1. It takes a long time for the ultrasound system to acquire data to create a real-time display of color-coded Doppler data from multiple sampling sites. (Lower frame rates)
2. Since color Doppler imaging is based on pulsed Doppler principles, the technique is subject to the aliasing artifact. (Low pulse repetition frequency)
3. The scanning planes for obtaining optimal anatomical images are often different from the optimal planes for acquiring Doppler information. The sonographer must balance these considerations and tailor each study to obtain color Doppler images that are of greatest clinical relevance.
4. Although color Doppler displays are alluring, superior operator skills are a prerequisite for optimal use of the technique and interpretation of the data.

Question 25

What is a packet?

Answer 25

AKA ensemble, multiple sound pulses are transmitted into the body in order to accurately determine the Doppler shift. The group of pulses is a packet.

Question 26

What is power mode color Doppler?

Answer 26

AKA energy mode or color angio, alternate method of processing and displaying Doppler information. Only detects the presence of Doppler shifts in order to identify moving structures. Actual velocity is not measured.

Question 27

What are the advantages of power mode Doppler?

Answer 27

The technique is extremely sensitive to low-velocity signals. Can detect moving structures at almost any angle other than 90 degrees, an aliasing artifact does not occur.

Question 28

What are the disadvantages of power mode Doppler?

Answer 28

Include lower frame rates than conventional color Doppler, flash artifact arising from moving tissues, and inability to measure direction of blood cell velocities or to differentiate high-velocity from low-velocity flow.

Question 29

Low-frequency Doppler shifts do not always represent meaningful physiologic information. Such shifts may be caused by moving structures other than red blood cells, such as vessel walls and vibrating tissue.

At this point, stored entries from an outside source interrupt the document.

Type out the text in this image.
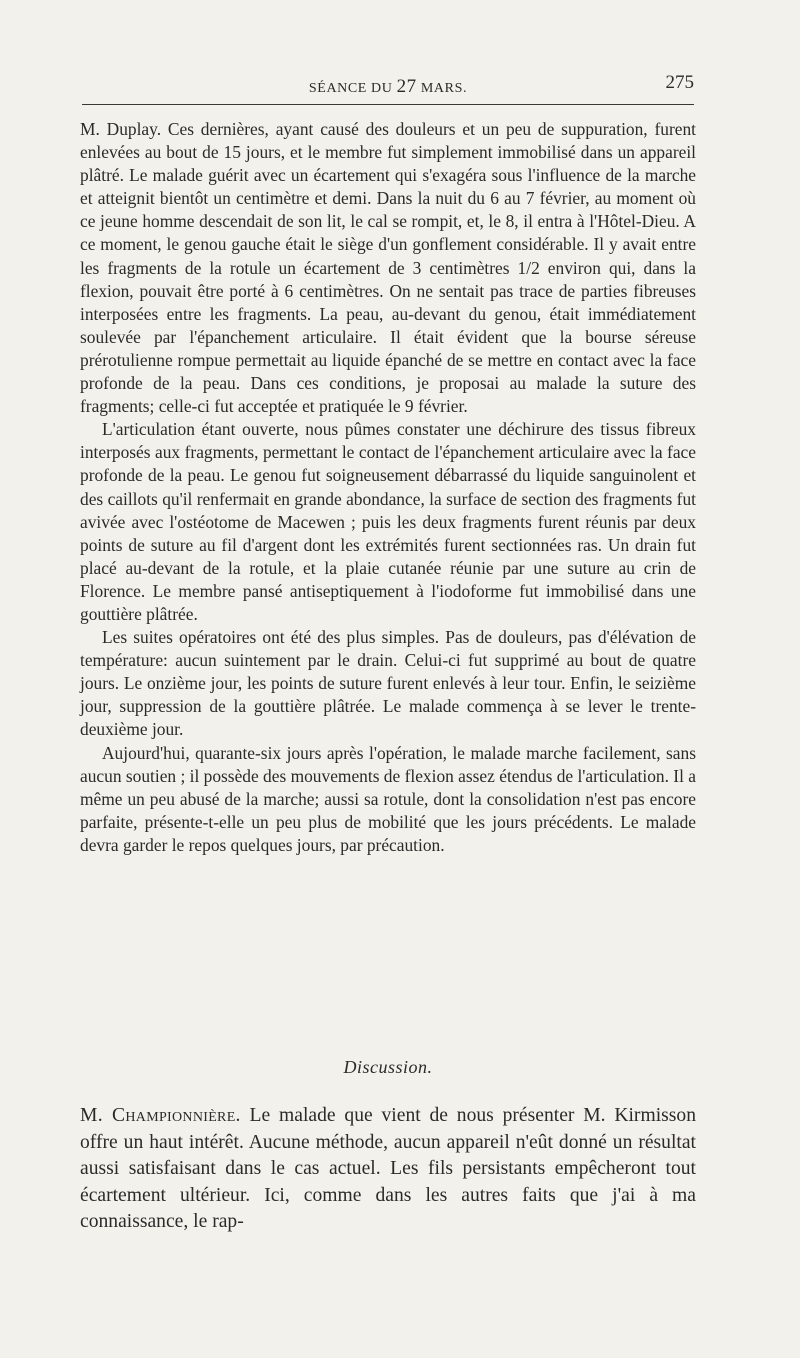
SÉANCE DU 27 MARS.	275

M. Duplay. Ces dernières, ayant causé des douleurs et un peu de suppuration, furent enlevées au bout de 15 jours, et le membre fut simplement immobilisé dans un appareil plâtré. Le malade guérit avec un écartement qui s'exagéra sous l'influence de la marche et atteignit bientôt un centimètre et demi. Dans la nuit du 6 au 7 février, au moment où ce jeune homme descendait de son lit, le cal se rompit, et, le 8, il entra à l'Hôtel-Dieu. A ce moment, le genou gauche était le siège d'un gonflement considérable. Il y avait entre les fragments de la rotule un écartement de 3 centimètres 1/2 environ qui, dans la flexion, pouvait être porté à 6 centimètres. On ne sentait pas trace de parties fibreuses interposées entre les fragments. La peau, au-devant du genou, était immédiatement soulevée par l'épanchement articulaire. Il était évident que la bourse séreuse prérotulienne rompue permettait au liquide épanché de se mettre en contact avec la face profonde de la peau. Dans ces conditions, je proposai au malade la suture des fragments; celle-ci fut acceptée et pratiquée le 9 février.

L'articulation étant ouverte, nous pûmes constater une déchirure des tissus fibreux interposés aux fragments, permettant le contact de l'épanchement articulaire avec la face profonde de la peau. Le genou fut soigneusement débarrassé du liquide sanguinolent et des caillots qu'il renfermait en grande abondance, la surface de section des fragments fut avivée avec l'ostéotome de Macewen ; puis les deux fragments furent réunis par deux points de suture au fil d'argent dont les extrémités furent sectionnées ras. Un drain fut placé au-devant de la rotule, et la plaie cutanée réunie par une suture au crin de Florence. Le membre pansé antiseptiquement à l'iodoforme fut immobilisé dans une gouttière plâtrée.

Les suites opératoires ont été des plus simples. Pas de douleurs, pas d'élévation de température: aucun suintement par le drain. Celui-ci fut supprimé au bout de quatre jours. Le onzième jour, les points de suture furent enlevés à leur tour. Enfin, le seizième jour, suppression de la gouttière plâtrée. Le malade commença à se lever le trente-deuxième jour.

Aujourd'hui, quarante-six jours après l'opération, le malade marche facilement, sans aucun soutien ; il possède des mouvements de flexion assez étendus de l'articulation. Il a même un peu abusé de la marche; aussi sa rotule, dont la consolidation n'est pas encore parfaite, présente-t-elle un peu plus de mobilité que les jours précédents. Le malade devra garder le repos quelques jours, par précaution.

Discussion.

M. Championnière. Le malade que vient de nous présenter M. Kirmisson offre un haut intérêt. Aucune méthode, aucun appareil n'eût donné un résultat aussi satisfaisant dans le cas actuel. Les fils persistants empêcheront tout écartement ultérieur. Ici, comme dans les autres faits que j'ai à ma connaissance, le rap-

What can a sonographer do to eliminate these signals from the display?

Answer 29

Use a wall filter to eliminate low-frequency shifts from the display.

Question 30

What is the pulsatility index and how is it calculated?

Answer 30

Doppler-derived measurement of the vascular resistance of an arterial segment and is used to diagnose arterial stenosis.

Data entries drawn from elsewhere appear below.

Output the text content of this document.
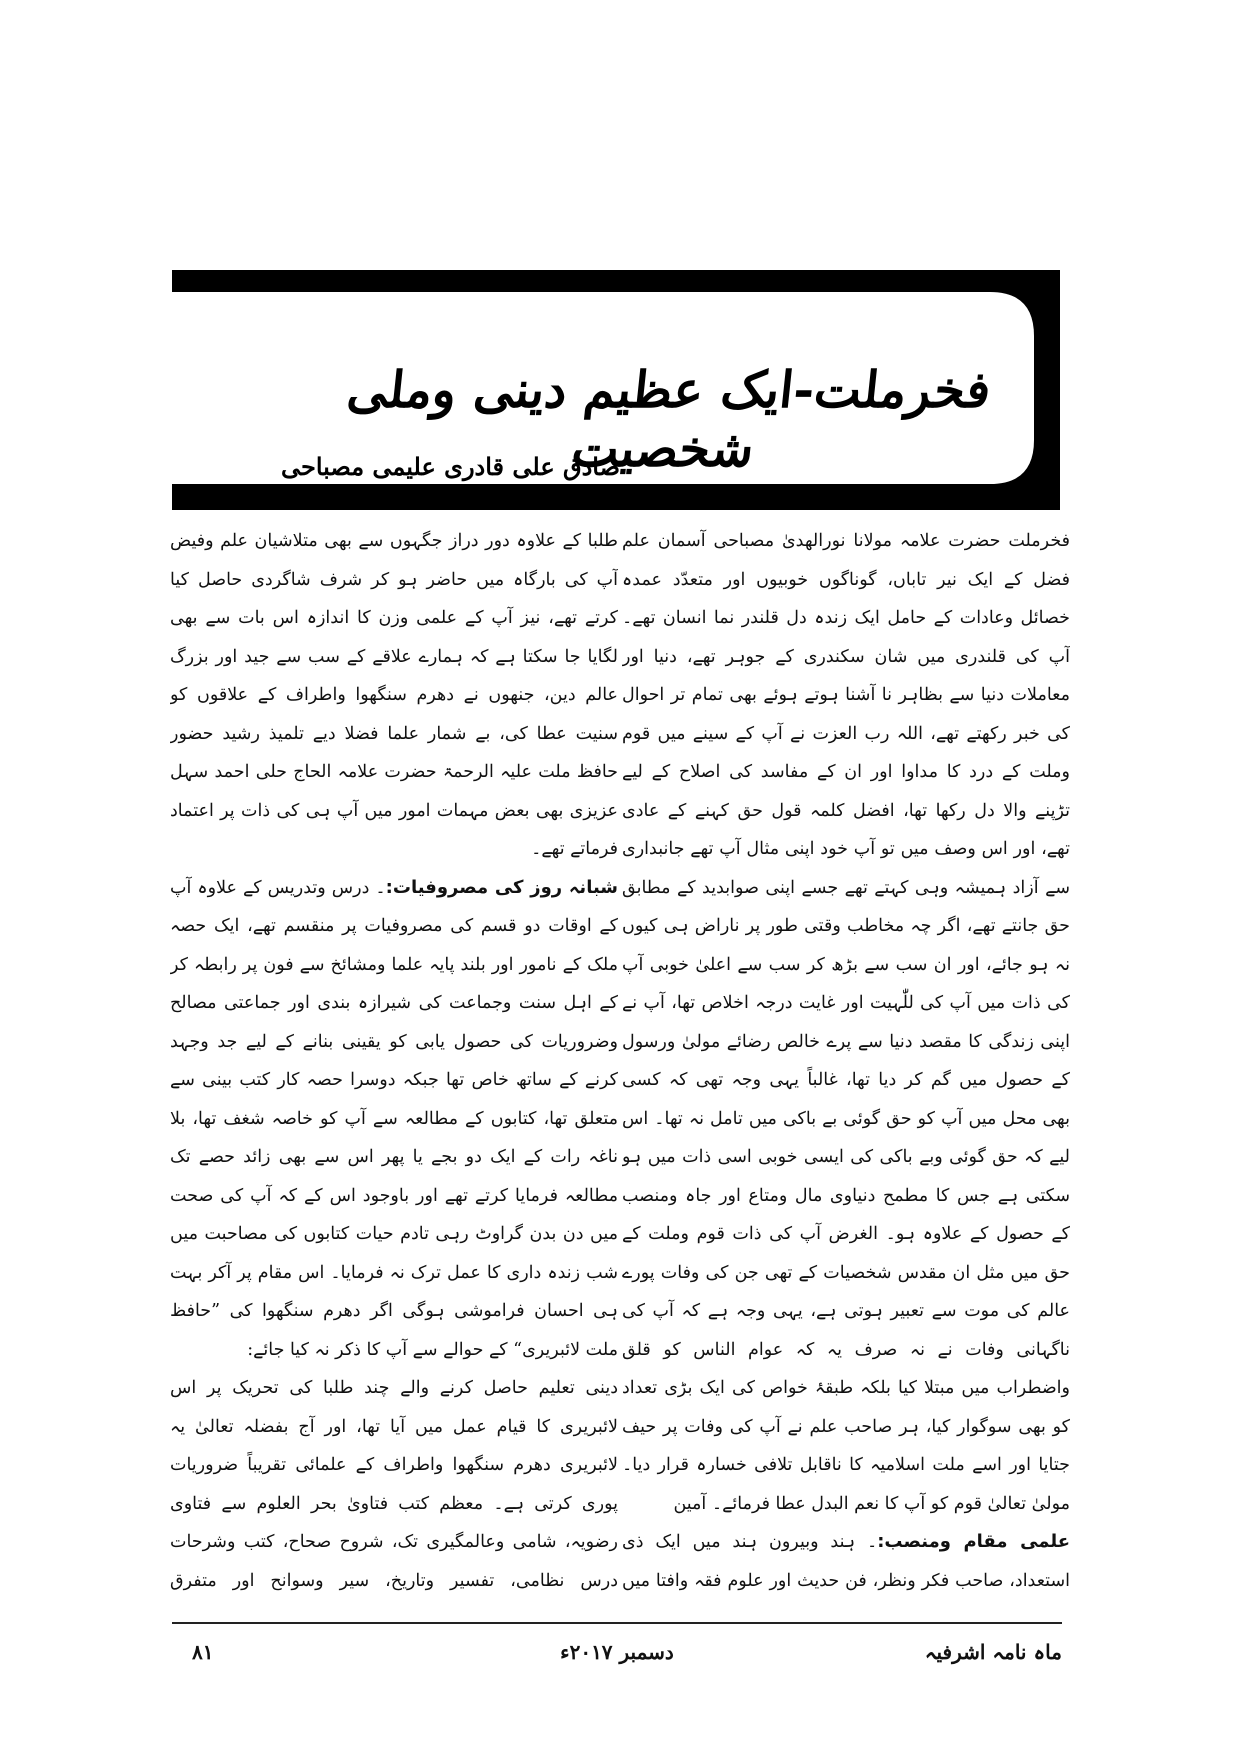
فخرملت-ایک عظیم دینی وملی شخصیت
صادق علی قادری علیمی مصباحی

فخرملت حضرت علامہ مولانا نورالھدیٰ مصباحی آسمان علم فضل کے ایک نیر تاباں، گوناگوں خوبیوں اور متعدّد عمدہ خصائل وعادات کے حامل ایک زندہ دل قلندر نما انسان تھے۔ آپ کی قلندری میں شان سکندری کے جوہر تھے، دنیا اور معاملات دنیا سے بظاہر نا آشنا ہوتے ہوئے بھی تمام تر احوال کی خبر رکھتے تھے، اللہ رب العزت نے آپ کے سینے میں قوم وملت کے درد کا مداوا اور ان کے مفاسد کی اصلاح کے لیے تڑپنے والا دل رکھا تھا، افضل کلمہ قول حق کہنے کے عادی تھے، اور اس وصف میں تو آپ خود اپنی مثال آپ تھے جانبداری سے آزاد ہمیشہ وہی کہتے تھے جسے اپنی صوابدید کے مطابق حق جانتے تھے، اگر چہ مخاطب وقتی طور پر ناراض ہی کیوں نہ ہو جائے، اور ان سب سے بڑھ کر سب سے اعلیٰ خوبی آپ کی ذات میں آپ کی للّٰہیت اور غایت درجہ اخلاص تھا، آپ نے اپنی زندگی کا مقصد دنیا سے پرے خالص رضائے مولیٰ ورسول کے حصول میں گم کر دیا تھا، غالباً یہی وجہ تھی کہ کسی بھی محل میں آپ کو حق گوئی بے باکی میں تامل نہ تھا۔ اس لیے کہ حق گوئی وبے باکی کی ایسی خوبی اسی ذات میں ہو سکتی ہے جس کا مطمح دنیاوی مال ومتاع اور جاہ ومنصب کے حصول کے علاوہ ہو۔ الغرض آپ کی ذات قوم وملت کے حق میں مثل ان مقدس شخصیات کے تھی جن کی وفات پورے عالم کی موت سے تعبیر ہوتی ہے، یہی وجہ ہے کہ آپ کی ناگہانی وفات نے نہ صرف یہ کہ عوام الناس کو قلق واضطراب میں مبتلا کیا بلکہ طبقۂ خواص کی ایک بڑی تعداد کو بھی سوگوار کیا، ہر صاحب علم نے آپ کی وفات پر حیف جتایا اور اسے ملت اسلامیہ کا ناقابل تلافی خسارہ قرار دیا۔ مولیٰ تعالیٰ قوم کو آپ کا نعم البدل عطا فرمائے۔ آمین

علمی مقام ومنصب:۔ ہند وبیرون ہند میں ایک ذی استعداد، صاحب فکر ونظر، فن حدیث اور علوم فقہ وافتا میں

طلبا کے علاوہ دور دراز جگہوں سے بھی متلاشیان علم وفیض آپ کی بارگاہ میں حاضر ہو کر شرف شاگردی حاصل کیا کرتے تھے، نیز آپ کے علمی وزن کا اندازہ اس بات سے بھی لگایا جا سکتا ہے کہ ہمارے علاقے کے سب سے جید اور بزرگ عالم دین، جنھوں نے دھرم سنگھوا واطراف کے علاقوں کو سنیت عطا کی، بے شمار علما فضلا دیے تلمیذ رشید حضور حافظ ملت علیہ الرحمۃ حضرت علامہ الحاج حلی احمد سہل عزیزی بھی بعض مہمات امور میں آپ ہی کی ذات پر اعتماد فرماتے تھے۔

شبانہ روز کی مصروفیات:۔ درس وتدریس کے علاوہ آپ کے اوقات دو قسم کی مصروفیات پر منقسم تھے، ایک حصہ ملک کے نامور اور بلند پایہ علما ومشائخ سے فون پر رابطہ کر کے اہل سنت وجماعت کی شیرازہ بندی اور جماعتی مصالح وضروریات کی حصول یابی کو یقینی بنانے کے لیے جد وجہد کرنے کے ساتھ خاص تھا جبکہ دوسرا حصہ کار کتب بینی سے متعلق تھا، کتابوں کے مطالعہ سے آپ کو خاصہ شغف تھا، بلا ناغہ رات کے ایک دو بجے یا پھر اس سے بھی زائد حصے تک مطالعہ فرمایا کرتے تھے اور باوجود اس کے کہ آپ کی صحت میں دن بدن گراوٹ رہی تادم حیات کتابوں کی مصاحبت میں شب زندہ داری کا عمل ترک نہ فرمایا۔ اس مقام پر آکر بہت ہی احسان فراموشی ہوگی اگر دھرم سنگھوا کی ”حافظ ملت لائبریری“ کے حوالے سے آپ کا ذکر نہ کیا جائے:

دینی تعلیم حاصل کرنے والے چند طلبا کی تحریک پر اس لائبریری کا قیام عمل میں آیا تھا، اور آج بفضلہ تعالیٰ یہ لائبریری دھرم سنگھوا واطراف کے علمائی تقریباً ضروریات پوری کرتی ہے۔ معظم کتب فتاویٰ بحر العلوم سے فتاوی رضویہ، شامی وعالمگیری تک، شروح صحاح، کتب وشرحات درس نظامی، تفسیر وتاریخ، سیر وسوانح اور متفرق

ماہ نامہ اشرفیہ
دسمبر ۲۰۱۷ء
۸۱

PI= (maximum Dopp. Shift - minimum Dopp Shift) / (mean Dopp. shift)

Question 31

What are the principal advantages of using the pulsatility index?

Answer 31

1. It is a quantitative, unitless measurement
2. Not affected by the Doppler angle

Question 32

Describe some of the factors or conditions that may limit the use of the pulsatility index, or affect its accuracy?

Answer 32

1. Minor arterial stenoses are not consistently detected
2. With severe stenosis, the PI may underestimate the degree of obstruction
3. Lesions located downstream from a severe obstruction may not be detected.
4. Certain physiologic conditions (like exercise) can affect the accuracy of the PI.